静岡県では最北部の南アルプス地下約10kmを通過することになったが、山梨、長野、岐阜などの大騒ぎに比べ、地元マスコミの扱いは小さく、ほとんどの県民には他人事だった。大井川源流部の南アルプスは、登山や渓流釣り以外にはなじみが薄く、あまりに遠く離れた“秘境”とも言える場所だからである。
静岡空港は閑古鳥
一方、年間160万~170万人の利用客を見込んで2009年6月に開港した静岡空港(富士山静岡空港)は、2010年の利用客が約59万人にとどまっていた。

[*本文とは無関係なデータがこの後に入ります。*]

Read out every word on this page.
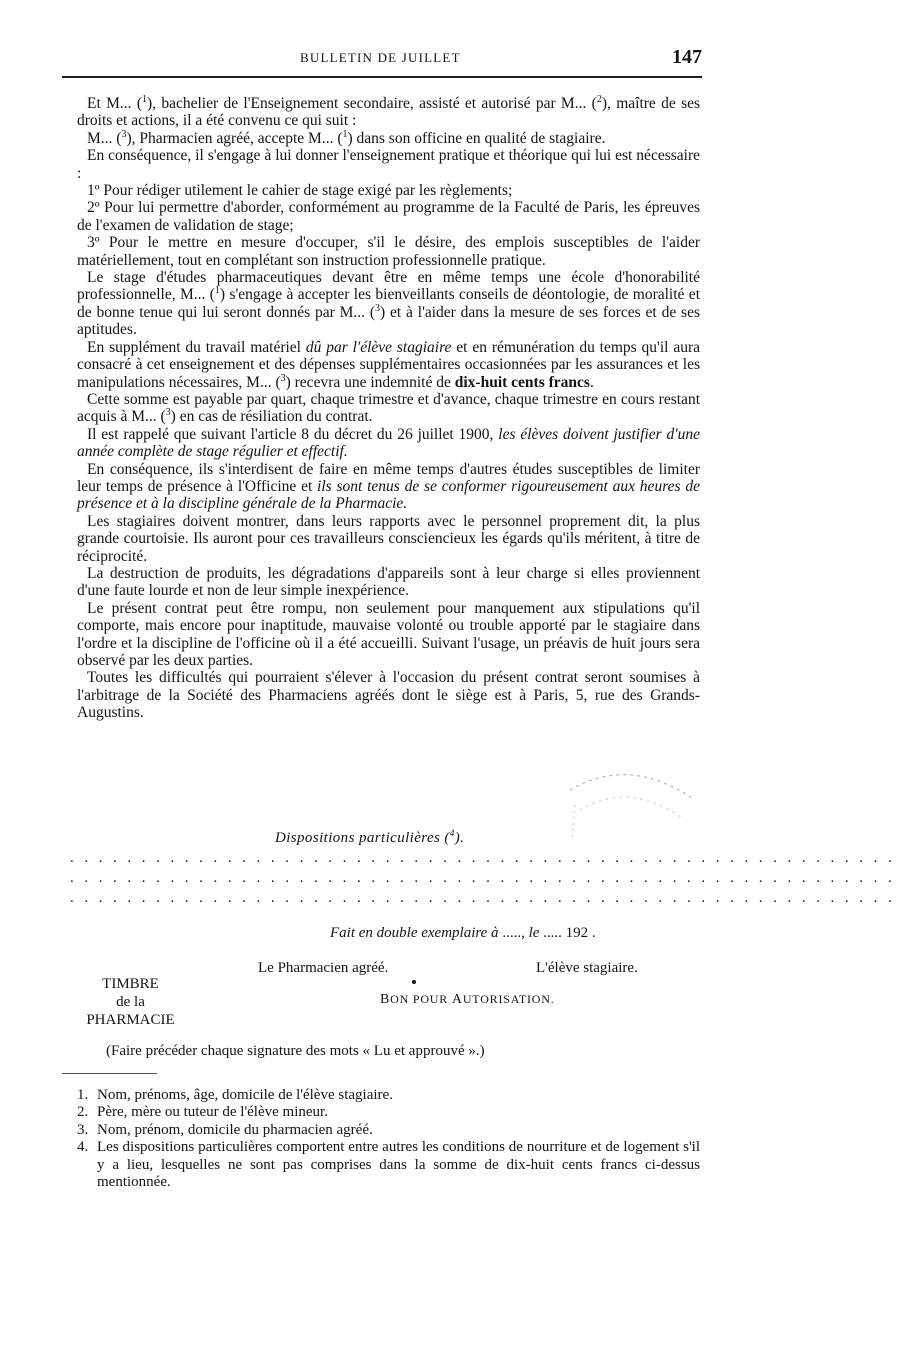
BULLETIN DE JUILLET	147

Et M... ($^1$), bachelier de l'Enseignement secondaire, assisté et autorisé par M... ($^2$), maître de ses droits et actions, il a été convenu ce qui suit :

M... ($^3$), Pharmacien agréé, accepte M... ($^1$) dans son officine en qualité de stagiaire.

En conséquence, il s'engage à lui donner l'enseignement pratique et théorique qui lui est nécessaire :

1º Pour rédiger utilement le cahier de stage exigé par les règlements;

2º Pour lui permettre d'aborder, conformément au programme de la Faculté de Paris, les épreuves de l'examen de validation de stage;

3º Pour le mettre en mesure d'occuper, s'il le désire, des emplois susceptibles de l'aider matériellement, tout en complétant son instruction professionnelle pratique.

Le stage d'études pharmaceutiques devant être en même temps une école d'honorabilité professionnelle, M... ($^1$) s'engage à accepter les bienveillants conseils de déontologie, de moralité et de bonne tenue qui lui seront donnés par M... ($^3$) et à l'aider dans la mesure de ses forces et de ses aptitudes.

En supplément du travail matériel dû par l'élève stagiaire et en rémunération du temps qu'il aura consacré à cet enseignement et des dépenses supplémentaires occasionnées par les assurances et les manipulations nécessaires, M... ($^3$) recevra une indemnité de dix-huit cents francs.

Cette somme est payable par quart, chaque trimestre et d'avance, chaque trimestre en cours restant acquis à M... ($^3$) en cas de résiliation du contrat.

Il est rappelé que suivant l'article 8 du décret du 26 juillet 1900, les élèves doivent justifier d'une année complète de stage régulier et effectif.

En conséquence, ils s'interdisent de faire en même temps d'autres études susceptibles de limiter leur temps de présence à l'Officine et ils sont tenus de se conformer rigoureusement aux heures de présence et à la discipline générale de la Pharmacie.

Les stagiaires doivent montrer, dans leurs rapports avec le personnel proprement dit, la plus grande courtoisie. Ils auront pour ces travailleurs consciencieux les égards qu'ils méritent, à titre de réciprocité.

La destruction de produits, les dégradations d'appareils sont à leur charge si elles proviennent d'une faute lourde et non de leur simple inexpérience.

Le présent contrat peut être rompu, non seulement pour manquement aux stipulations qu'il comporte, mais encore pour inaptitude, mauvaise volonté ou trouble apporté par le stagiaire dans l'ordre et la discipline de l'officine où il a été accueilli. Suivant l'usage, un préavis de huit jours sera observé par les deux parties.

Toutes les difficultés qui pourraient s'élever à l'occasion du présent contrat seront soumises à l'arbitrage de la Société des Pharmaciens agréés dont le siège est à Paris, 5, rue des Grands-Augustins.

Dispositions particulières ($^4$).
..........................................................
..........................................................
..........................................................
Fait en double exemplaire à ....., le ..... 192 .
Le Pharmacien agréé.	L'élève stagiaire.
TIMBRE
de la
PHARMACIE
BON POUR AUTORISATION.
(Faire précéder chaque signature des mots « Lu et approuvé ».)
1. Nom, prénoms, âge, domicile de l'élève stagiaire.
2. Père, mère ou tuteur de l'élève mineur.
3. Nom, prénom, domicile du pharmacien agréé.
4. Les dispositions particulières comportent entre autres les conditions de nourriture et de logement s'il y a lieu, lesquelles ne sont pas comprises dans la somme de dix-huit cents francs ci-dessus mentionnée.
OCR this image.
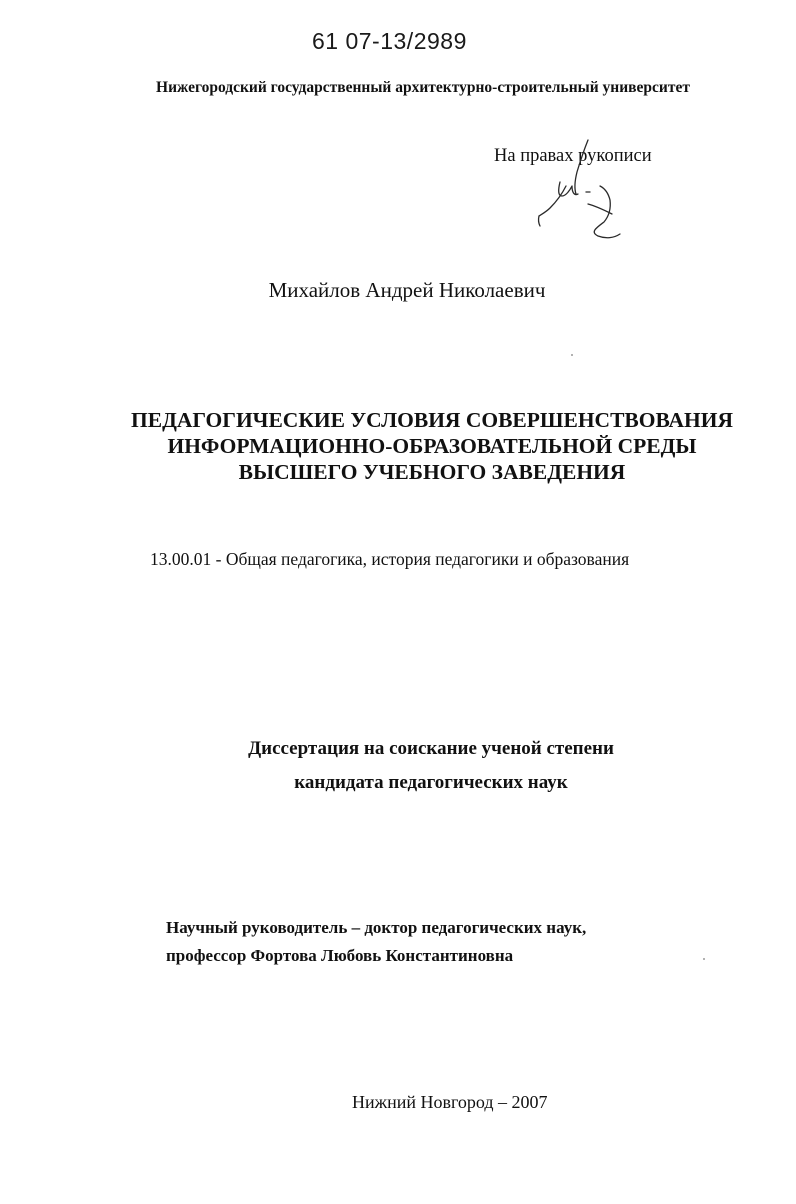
61 07-13/2989
Нижегородский государственный архитектурно-строительный университет
На правах рукописи
Михайлов Андрей Николаевич
ПЕДАГОГИЧЕСКИЕ УСЛОВИЯ СОВЕРШЕНСТВОВАНИЯ
ИНФОРМАЦИОННО-ОБРАЗОВАТЕЛЬНОЙ СРЕДЫ
ВЫСШЕГО УЧЕБНОГО ЗАВЕДЕНИЯ
13.00.01 - Общая педагогика, история педагогики и образования
Диссертация на соискание ученой степени
кандидата педагогических наук
Научный руководитель – доктор педагогических наук,
профессор Фортова Любовь Константиновна
Нижний Новгород – 2007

採算ラインの半分にしか達しない惨憺(さんたん)たる状況で、リーマンショック後の静岡県経済「停滞」の象徴となってしまった。リニアが東海道新幹線から大都市間輸送における主役の座を奪い、静岡県経済の停滞に追い打ちをかけ、「衰退」へ向かうとの声が地元経済界から数多く聞かれた。
また、当時の静岡県は、リニアが開業すると東海道新幹線に余裕が生まれ、静岡空港付近に新幹線の新駅を造る構想に追い風になるという理由で、リニア開業支援を表明していた。
「私の堪忍袋の緒が切れました」。大井川の水環境問題でJR東海への対応を川勝平太知事が旗色を鮮明にしたのは、2017年10月10日の記者会見だった。それ以前にリニアを問題視したことは一度もない。
同年4月、県は「工事で出た湧水全量を大井川に戻す」よう求める意見書をJR東海に提出していた。JR東海は、大井川流域の利水者と協定を結ぶための話し合いを続けていた。その交渉について、地元の状況を聞いた知事は「あたかも水は一部戻してやるから、ともかく工事をさせろという、極めて傲慢な態度で臨んでいる」と、JR東海に強い不満を述べた。